Preventing Air from Entering the Line During Setup and Use
The most effective strategy for managing air in an IV line is preventing its entry through careful setup procedures. Priming the tubing is performed before connecting the line to the patient. This involves allowing the IV fluid to completely fill the entire length of the administration set, ensuring all initial air inside the new tubing is flushed out and replaced with fluid.
When spiking a new bag of fluid, the drip chamber should be partially filled (typically one-third to one-half full) by gently squeezing it before the rest of the line is primed. This initial fluid barrier prevents air from the bag from entering the tubing as the fluid flows. Allowing the IV fluid bag to run completely empty is a significant cause of air entry into a running line.
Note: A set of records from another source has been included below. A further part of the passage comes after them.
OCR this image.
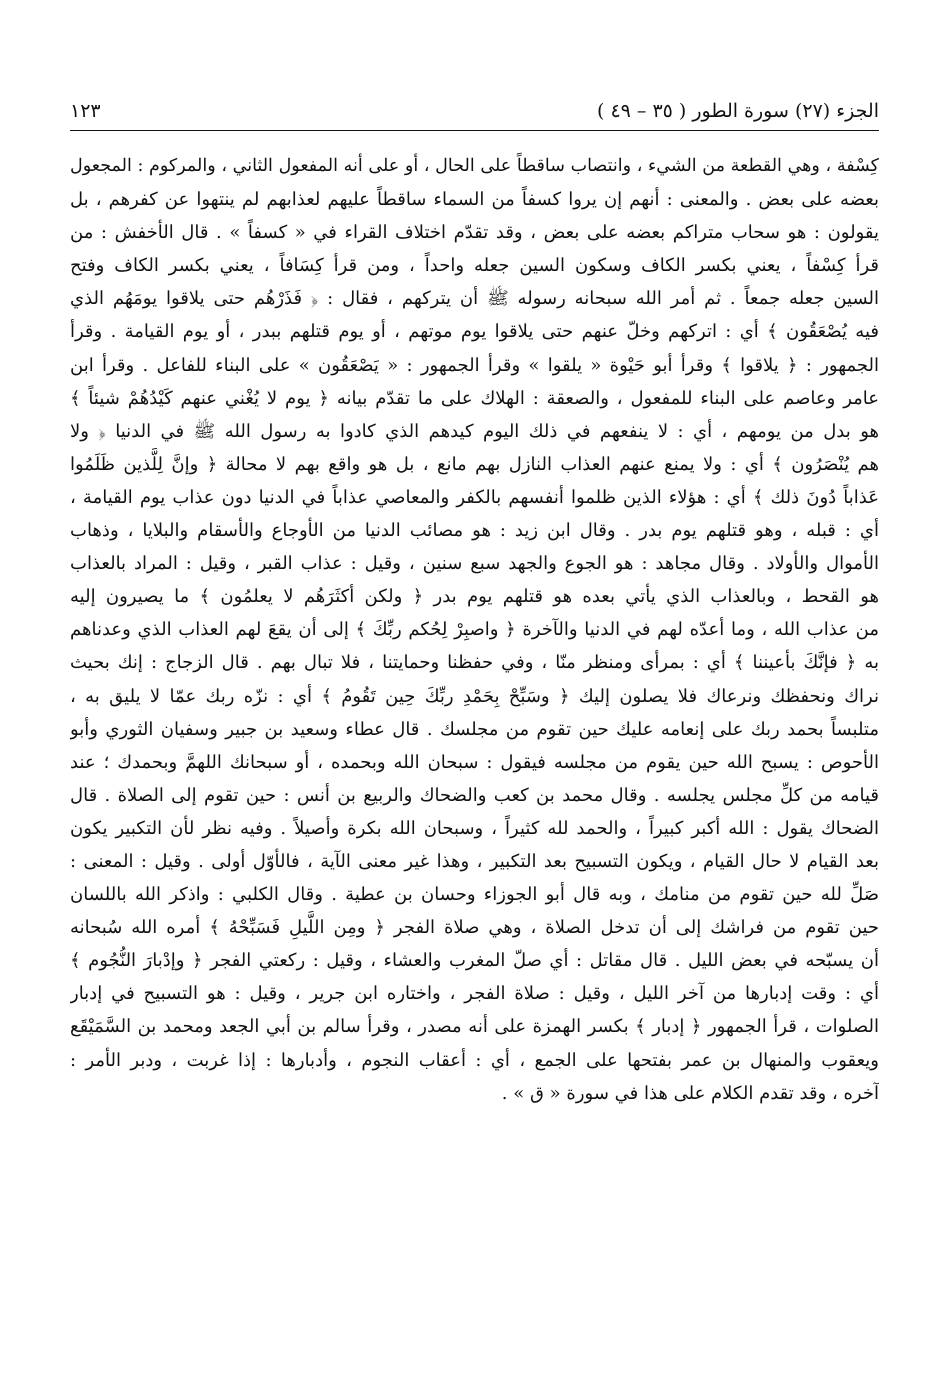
الجزء (٢٧) سورة الطور ( ٣٥ – ٤٩ )
١٢٣
كِسْفة ، وهي القطعة من الشيء ، وانتصاب ساقطاً على الحال ، أو على أنه المفعول الثاني ، والمركوم : المجعول
بعضه على بعض . والمعنى : أنهم إن يروا كسفاً من السماء ساقطاً عليهم لعذابهم لم ينتهوا عن كفرهم ، بل
يقولون : هو سحاب متراكم بعضه على بعض ، وقد تقدّم اختلاف القراء في « كسفاً » . قال الأخفش : من
قرأ كِسْفاً ، يعني بكسر الكاف وسكون السين جعله واحداً ، ومن قرأ كِسَافاً ، يعني بكسر الكاف وفتح
السين جعله جمعاً . ثم أمر الله سبحانه رسوله ﷺ أن يتركهم ، فقال : ﴿ فَذَرْهُم حتى يلاقوا يومَهُم الذي
فيه يُصْعَقُون ﴾ أي : اتركهم وخلّ عنهم حتى يلاقوا يوم موتهم ، أو يوم قتلهم ببدر ، أو يوم القيامة . وقرأ
الجمهور : ﴿ يلاقوا ﴾ وقرأ أبو حَيْوة « يلقوا » وقرأ الجمهور : « يَصْعَقُون » على البناء للفاعل . وقرأ ابن
عامر وعاصم على البناء للمفعول ، والصعقة : الهلاك على ما تقدّم بيانه ﴿ يوم لا يُغْني عنهم كَيْدُهُمْ شيئاً ﴾
هو بدل من يومهم ، أي : لا ينفعهم في ذلك اليوم كيدهم الذي كادوا به رسول الله ﷺ في الدنيا ﴿ ولا
هم يُنْصَرُون ﴾ أي : ولا يمنع عنهم العذاب النازل بهم مانع ، بل هو واقع بهم لا محالة ﴿ وإنَّ لِلَّذين ظَلَمُوا
عَذاباً دُونَ ذلك ﴾ أي : هؤلاء الذين ظلموا أنفسهم بالكفر والمعاصي عذاباً في الدنيا دون عذاب يوم القيامة ،
أي : قبله ، وهو قتلهم يوم بدر . وقال ابن زيد : هو مصائب الدنيا من الأوجاع والأسقام والبلايا ، وذهاب
الأموال والأولاد . وقال مجاهد : هو الجوع والجهد سبع سنين ، وقيل : عذاب القبر ، وقيل : المراد بالعذاب
هو القحط ، وبالعذاب الذي يأتي بعده هو قتلهم يوم بدر ﴿ ولكن أكثَرَهُم لا يعلمُون ﴾ ما يصيرون إليه
من عذاب الله ، وما أعدّه لهم في الدنيا والآخرة ﴿ واصبِرْ لِحُكم ربِّكَ ﴾ إلى أن يقعَ لهم العذاب الذي وعدناهم
به ﴿ فإنَّكَ بأعيننا ﴾ أي : بمرأى ومنظر منّا ، وفي حفظنا وحمايتنا ، فلا تبال بهم . قال الزجاج : إنك بحيث
نراك ونحفظك ونرعاك فلا يصلون إليك ﴿ وسَبِّحْ بِحَمْدِ ربِّكَ حِين تَقُومُ ﴾ أي : نزّه ربك عمّا لا يليق به ،
متلبساً بحمد ربك على إنعامه عليك حين تقوم من مجلسك . قال عطاء وسعيد بن جبير وسفيان الثوري وأبو
الأحوص : يسبح الله حين يقوم من مجلسه فيقول : سبحان الله وبحمده ، أو سبحانك اللهمَّ وبحمدك ؛ عند
قيامه من كلِّ مجلس يجلسه . وقال محمد بن كعب والضحاك والربيع بن أنس : حين تقوم إلى الصلاة . قال
الضحاك يقول : الله أكبر كبيراً ، والحمد لله كثيراً ، وسبحان الله بكرة وأصيلاً . وفيه نظر لأن التكبير يكون
بعد القيام لا حال القيام ، ويكون التسبيح بعد التكبير ، وهذا غير معنى الآية ، فالأوّل أولى . وقيل : المعنى :
صَلِّ لله حين تقوم من منامك ، وبه قال أبو الجوزاء وحسان بن عطية . وقال الكلبي : واذكر الله باللسان
حين تقوم من فراشك إلى أن تدخل الصلاة ، وهي صلاة الفجر ﴿ ومِن اللَّيلِ فَسَبِّحْهُ ﴾ أمره الله سُبحانه
أن يسبّحه في بعض الليل . قال مقاتل : أي صلّ المغرب والعشاء ، وقيل : ركعتي الفجر ﴿ وإدْبارَ النُّجُوم ﴾
أي : وقت إدبارها من آخر الليل ، وقيل : صلاة الفجر ، واختاره ابن جرير ، وقيل : هو التسبيح في إدبار
الصلوات ، قرأ الجمهور ﴿ إدبار ﴾ بكسر الهمزة على أنه مصدر ، وقرأ سالم بن أبي الجعد ومحمد بن السَّمَيْقَع
ويعقوب والمنهال بن عمر بفتحها على الجمع ، أي : أعقاب النجوم ، وأدبارها : إذا غربت ، ودبر الأمر :
آخره ، وقد تقدم الكلام على هذا في سورة « ق » .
To prevent air entry, the fluid level must be monitored closely. The roller clamp should always be closed before the bag runs dry or before changing the bag. Additionally, all connections, such as luer locks and injection ports, must be checked to ensure they are tight and fully sealed. A loose connection creates a pathway for outside air to be pulled into the system, especially when intravenous pressure is low.
Recognizing and Responding to Air Embolism Symptoms
Despite all precautions, it is important to know the signs of a full air embolism, as this is a medical emergency requiring immediate action. Symptoms often occur suddenly and can include acute shortness of breath, chest pain, and a rapid drop in blood pressure. The patient may also exhibit confusion, dizziness, or a bluish discoloration of the skin (cyanosis) due to the lack of oxygenated blood.
If a venous air embolism is suspected, the IV line must be immediately clamped to stop further air from entering the circulatory system. The patient should then be quickly placed on their left side with the head tilted down, known as the left lateral Trendelenburg position. This positioning is designed to trap the air bubble in the right side of the heart, preventing it from traveling into the pulmonary outflow tract. This maneuver helps maintain blood flow until medical help arrives. The patient should be given high-flow oxygen, and emergency medical services must be contacted immediately, as definitive care and hemodynamic support will be required.